The package does not appear to depend on domain-model packages directly. Its responsibility is infrastructural and cross-cutting rather than business-domain specific.

## Relationships at a Glance

```mermaid
flowchart TD
SystemPkg["org.springframework.samples.petclinic.system"] --> WelcomeController["WelcomeController"]
SystemPkg --> WebConfiguration["WebConfiguration"]
SystemPkg --> CacheConfiguration["CacheConfiguration"]
SystemPkg --> CrashController["CrashController"]
WebConfiguration --> LocaleResolver["SessionLocaleResolver bean"]
WebConfiguration --> LocaleChangeInterceptor["LocaleChangeInterceptor bean"]
CacheConfiguration --> JCacheManagerCustomizer["JCacheManagerCustomizer bean"]
CrashController --> ErrorHandling["Spring Boot error handling"]
WelcomeController --> WelcomeView["welcome view"]
```

## Notes for Developers

- `WelcomeController` and `CrashController` are intentionally tiny. If you add behavior, keep the methods focused on routing and delegate business logic elsewhere.
- `WebConfiguration` uses the `lang` request parameter as the locale switch. If you change that parameter name, update any UI links and tests that rely on it.
- `CacheConfiguration` currently creates only one cache, `vets`. If more caches are introduced, add them here so cache startup remains centralized.
- The crash endpoint exists to prove error handling, not to support a user workflow. Be careful not to treat it like a production API.
- `I18nPropertiesSyncTest` is a repository guardrail. If you add new user-facing strings or translation keys, expect this test to require matching updates in the message files.

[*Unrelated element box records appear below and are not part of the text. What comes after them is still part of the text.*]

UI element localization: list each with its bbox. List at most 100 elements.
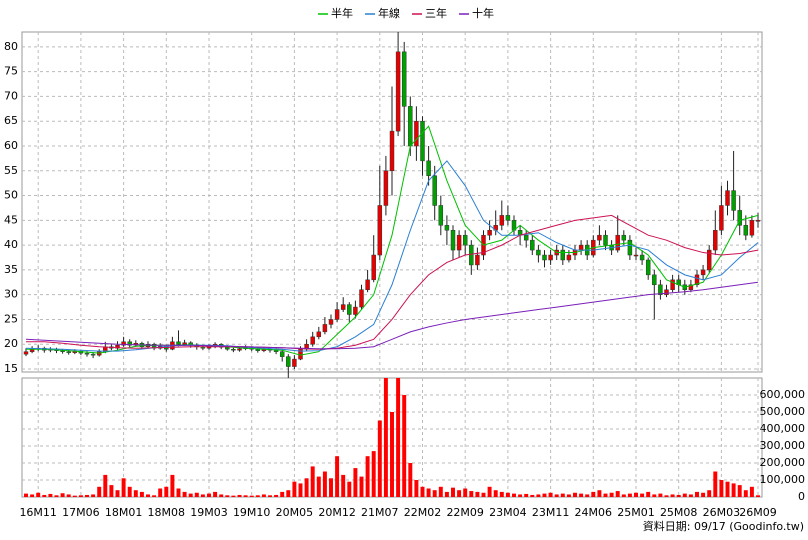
volume-bar [676, 494, 681, 497]
volume-bar [66, 494, 71, 497]
volume-bar [615, 491, 620, 497]
volume-bar [42, 494, 47, 497]
candle-body [310, 336, 315, 345]
candle-body [719, 205, 724, 231]
volume-bar [292, 481, 297, 497]
candle-body [316, 331, 322, 338]
legend-label: 十年 [472, 6, 494, 20]
volume-bar [512, 493, 516, 497]
y-tick-label: 35 [4, 263, 18, 276]
x-tick-label: 24M06 [575, 506, 613, 519]
y-tick-label: 70 [4, 89, 18, 102]
volume-bar [121, 478, 126, 497]
volume-bar [225, 495, 230, 497]
x-tick-label: 19M03 [190, 506, 228, 519]
volume-bar [505, 492, 510, 497]
volume-bar [103, 474, 108, 497]
candle-body [725, 190, 730, 206]
volume-bar [359, 476, 364, 497]
x-tick-label: 23M04 [489, 506, 527, 519]
candle-body [456, 234, 462, 251]
volume-bar [335, 456, 340, 497]
volume-bar [78, 495, 83, 497]
volume-bar [713, 471, 718, 497]
volume-bar [469, 491, 474, 497]
candle-body [652, 274, 657, 286]
volume-bar [579, 493, 584, 497]
volume-bar [487, 486, 492, 497]
candle-body [347, 304, 352, 315]
candle-body [182, 342, 187, 345]
volume-bar [597, 490, 602, 497]
volume-bar [91, 494, 96, 497]
candle-body [621, 234, 627, 241]
candle-body [371, 254, 376, 281]
candle-body [90, 353, 96, 356]
candle-body [292, 358, 297, 367]
volume-bar [603, 493, 608, 497]
candle-body [462, 234, 468, 246]
candle-body [414, 120, 419, 147]
y-tick-label: 80 [4, 40, 18, 53]
candle-body [127, 341, 132, 346]
volume-bar [621, 494, 626, 497]
volume-bar [268, 495, 272, 497]
candle-body [737, 210, 742, 226]
volume-bar [261, 494, 266, 497]
volume-bar [627, 493, 632, 497]
volume-bar [536, 494, 541, 497]
legend-label: 年線 [378, 6, 400, 20]
volume-bar [542, 493, 547, 497]
volume-bar [499, 491, 504, 497]
x-tick-label: 19M10 [233, 506, 271, 519]
volume-bar [518, 494, 523, 497]
candle-body [627, 239, 633, 256]
x-tick-label: 18M01 [105, 506, 143, 519]
volume-bar [591, 491, 596, 497]
volume-bar [664, 495, 669, 497]
volume-bar [670, 494, 675, 497]
x-tick-label: 20M12 [318, 506, 356, 519]
y-tick-label: 75 [4, 65, 18, 78]
candle-body [426, 160, 431, 176]
y2-tick-label: 0 [798, 490, 805, 503]
price-panel [21, 31, 763, 373]
volume-bar [152, 495, 157, 497]
candle-body [706, 249, 712, 271]
candle-body [438, 205, 444, 226]
candle-body [700, 269, 706, 276]
x-tick-label: 25M01 [617, 506, 655, 519]
volume-bar [219, 494, 224, 497]
y-tick-label: 15 [4, 362, 18, 375]
volume-bar [566, 494, 571, 497]
volume-bar [481, 492, 486, 497]
volume-bar [85, 494, 89, 497]
candle-body [444, 225, 450, 231]
candle-body [176, 341, 181, 345]
volume-bar [158, 488, 163, 497]
candle-body [420, 120, 425, 162]
volume-bar [316, 476, 321, 497]
candle-body [237, 348, 242, 351]
volume-bar [530, 494, 535, 497]
volume-bar [347, 481, 352, 497]
volume-bar [524, 493, 529, 497]
volume-bar [609, 492, 614, 497]
volume-bar [133, 490, 138, 497]
volume-bar [304, 478, 309, 497]
volume-bar [237, 494, 242, 497]
volume-bar [200, 494, 205, 497]
y-tick-label: 20 [4, 337, 18, 350]
x-tick-label: 20M05 [276, 506, 314, 519]
candle-body [334, 309, 340, 320]
volume-bar [414, 480, 419, 497]
x-tick-label: 22M02 [404, 506, 442, 519]
volume-bar [182, 491, 187, 497]
candle-body [578, 244, 584, 251]
y2-tick-label: 500,000 [760, 405, 806, 418]
candle-body [713, 230, 718, 251]
volume-bar [353, 468, 358, 497]
candle-body [340, 304, 346, 310]
volume-bar [451, 487, 455, 497]
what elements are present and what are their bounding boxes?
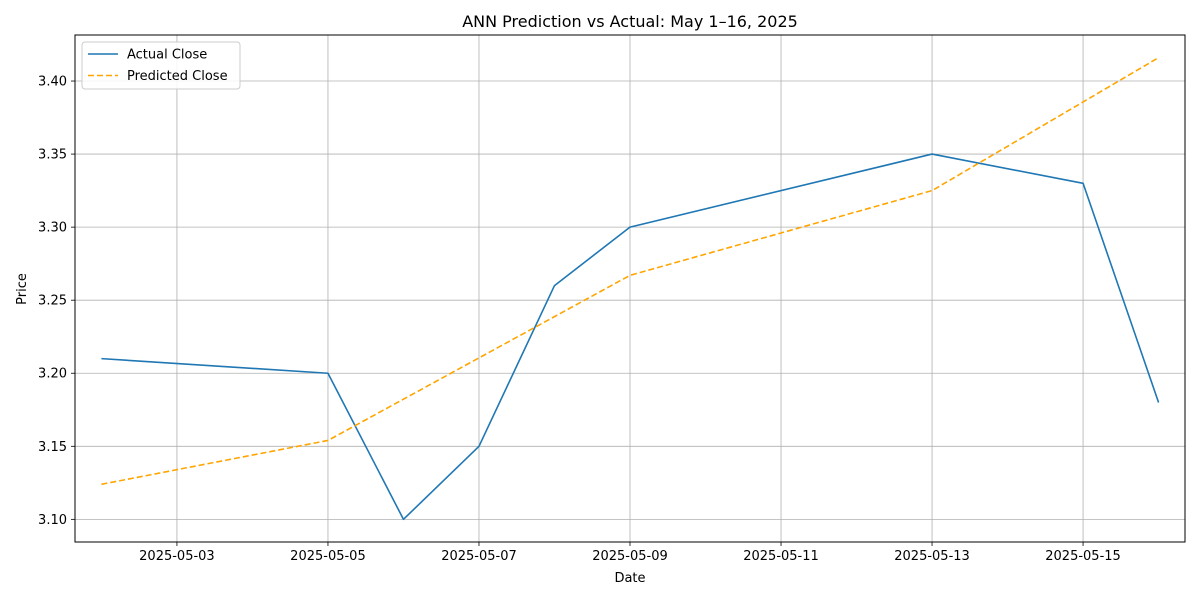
predicted-close-line xyxy=(101,56,1159,486)
x-tick-label: 2025-05-05 xyxy=(290,549,366,564)
y-tick-label: 3.20 xyxy=(38,367,67,382)
y-tick-label: 3.10 xyxy=(38,513,67,528)
legend-box xyxy=(81,41,241,90)
y-tick-label: 3.30 xyxy=(38,221,67,236)
actual-close-line xyxy=(101,153,1160,521)
y-tick-label: 3.15 xyxy=(38,440,67,455)
x-tick-label: 2025-05-07 xyxy=(441,549,517,564)
legend: Actual Close Predicted Close xyxy=(81,41,241,90)
x-tick-label: 2025-05-13 xyxy=(894,549,970,564)
y-axis-label: Price xyxy=(15,273,30,305)
legend-label: Actual Close xyxy=(127,48,207,63)
series-lines xyxy=(101,56,1160,521)
y-tick-label: 3.35 xyxy=(38,148,67,163)
y-tick-label: 3.25 xyxy=(38,294,67,309)
y-axis-ticks: 3.10 3.15 3.20 3.25 3.30 3.35 3.40 xyxy=(38,75,75,528)
x-axis-ticks: 2025-05-03 2025-05-05 2025-05-07 2025-05-09… xyxy=(139,542,1121,564)
x-axis-label: Date xyxy=(614,571,645,586)
x-tick-label: 2025-05-15 xyxy=(1045,549,1121,564)
x-tick-label: 2025-05-03 xyxy=(139,549,215,564)
x-tick-label: 2025-05-09 xyxy=(592,549,668,564)
legend-label: Predicted Close xyxy=(127,69,228,84)
y-tick-label: 3.40 xyxy=(38,75,67,90)
chart-title: ANN Prediction vs Actual: May 1–16, 2025 xyxy=(462,12,798,31)
x-tick-label: 2025-05-11 xyxy=(743,549,819,564)
grid xyxy=(75,35,1185,542)
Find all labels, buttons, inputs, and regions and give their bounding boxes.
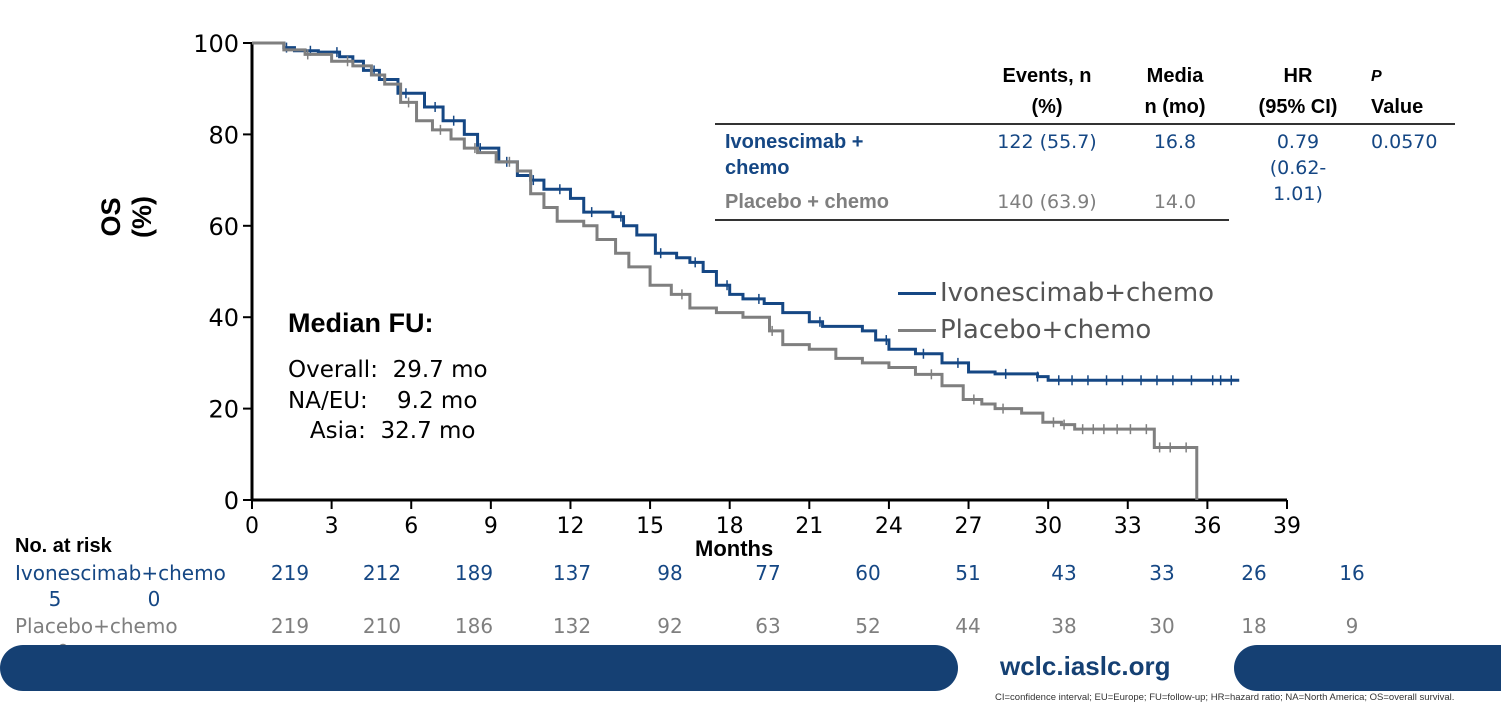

## Typical Error Handling Sequence

```mermaid
sequenceDiagram
participant Browser as Browser
participant Crash as CrashController
participant Error as Spring Boot error handling
participant View as Error page
Browser ->> Crash - GET /oups
Crash ->> Error - throw RuntimeException
Error ->> View - render matching error response
Browser ->> Browser - display JSON or HTML error output
```

## Summary

The `system` package provides the application’s basic web infrastructure: homepage routing, locale selection, cache setup, and a controlled failure endpoint used to validate error behavior. It is small, but it plays an important role in defining how the app feels to users and how the platform behaves around requests, caching, and errors.